Chez Chanel, c’est un acte linguistique profondément stratégique qui ne peut passer inaperçu à une époque d’érosion du langage. L’idée de Blazy n’est pas celle d’une simple collaboration commerciale, mais une manière d’honorer et de réinterpréter ces codes profonds du luxe et de l’artisanat qui constituent l’histoire de la Maison. La mode est pourtant un langage fait d’interprétations, et le luxe, plus que tout autre domaine, prospère grâce à ce qui n’est pas dit. Ceux qui ne savent pas lire en sont exclus, non par manque de goût, mais parce qu’ils ne possèdent pas les outils nécessaires pour en saisir le sens.

Les débuts de Matthieu Blazy chez Chanel

Lorsque Matthieu Blazy a commencé à travailler sur sa vision pour Chanel, il s’est trouvé face à un héritage immense : plus de cent ans d’histoire, de codes et d’images qui constituent l’essence même de la marque. Au cours de ses recherches, il a découvert que Gabrielle aimait porter des chemises d’homme, les mêmes chemises appartenant à Arthur “Boy” Capel, son grand amour, qu’elle empruntait dans sa garde-robe personnelle.

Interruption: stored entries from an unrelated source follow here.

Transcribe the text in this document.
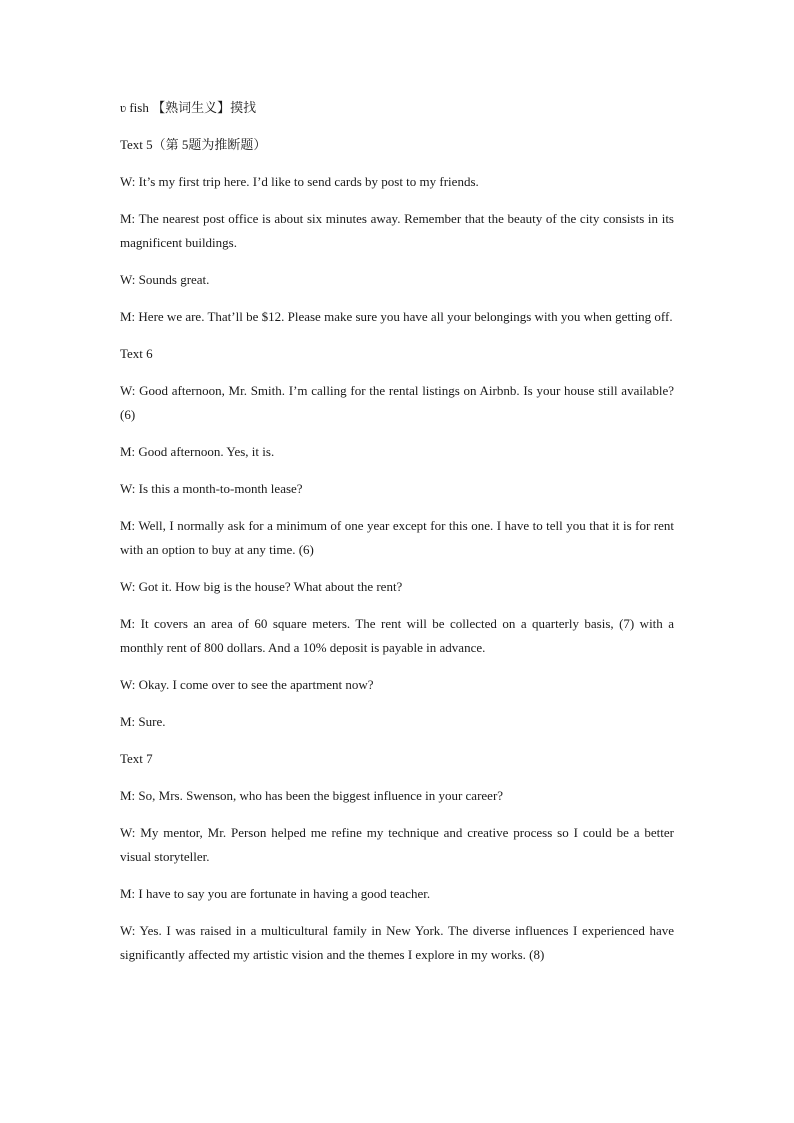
ʋ fish 【熟词生义】摸找

Text 5（第 5题为推断题）

W: It’s my first trip here. I’d like to send cards by post to my friends.

M: The nearest post office is about six minutes away. Remember that the beauty of the city consists in its magnificent buildings.

W: Sounds great.

M: Here we are. That’ll be $12. Please make sure you have all your belongings with you when getting off.

Text 6

W: Good afternoon, Mr. Smith. I’m calling for the rental listings on Airbnb. Is your house still available? (6)

M: Good afternoon. Yes, it is.

W: Is this a month-to-month lease?

M: Well, I normally ask for a minimum of one year except for this one. I have to tell you that it is for rent with an option to buy at any time. (6)

W: Got it. How big is the house? What about the rent?

M: It covers an area of 60 square meters. The rent will be collected on a quarterly basis, (7) with a monthly rent of 800 dollars. And a 10% deposit is payable in advance.

W: Okay. I come over to see the apartment now?

M: Sure.

Text 7

M: So, Mrs. Swenson, who has been the biggest influence in your career?

W: My mentor, Mr. Person helped me refine my technique and creative process so I could be a better visual storyteller.

M: I have to say you are fortunate in having a good teacher.

W: Yes. I was raised in a multicultural family in New York. The diverse influences I experienced have significantly affected my artistic vision and the themes I explore in my works. (8)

Blazy comprend l’implicite : ce geste chargé de sens traduisait le désir de Gabrielle de s’approprier la masculinité comme symbole de liberté. Matthieu l’a transformé en une collection qui ne se contente pas d’évoquer le passé, mais le réinterprète dans une perspective contemporaine. Lors de la dernière Paris Fashion Week, ces chemises ont repris vie sur le podium, symboles d’élégance masculine et de liberté féminine. Matthieu Blazy a su interpréter. Les autres font des collaborations. Chanel, non.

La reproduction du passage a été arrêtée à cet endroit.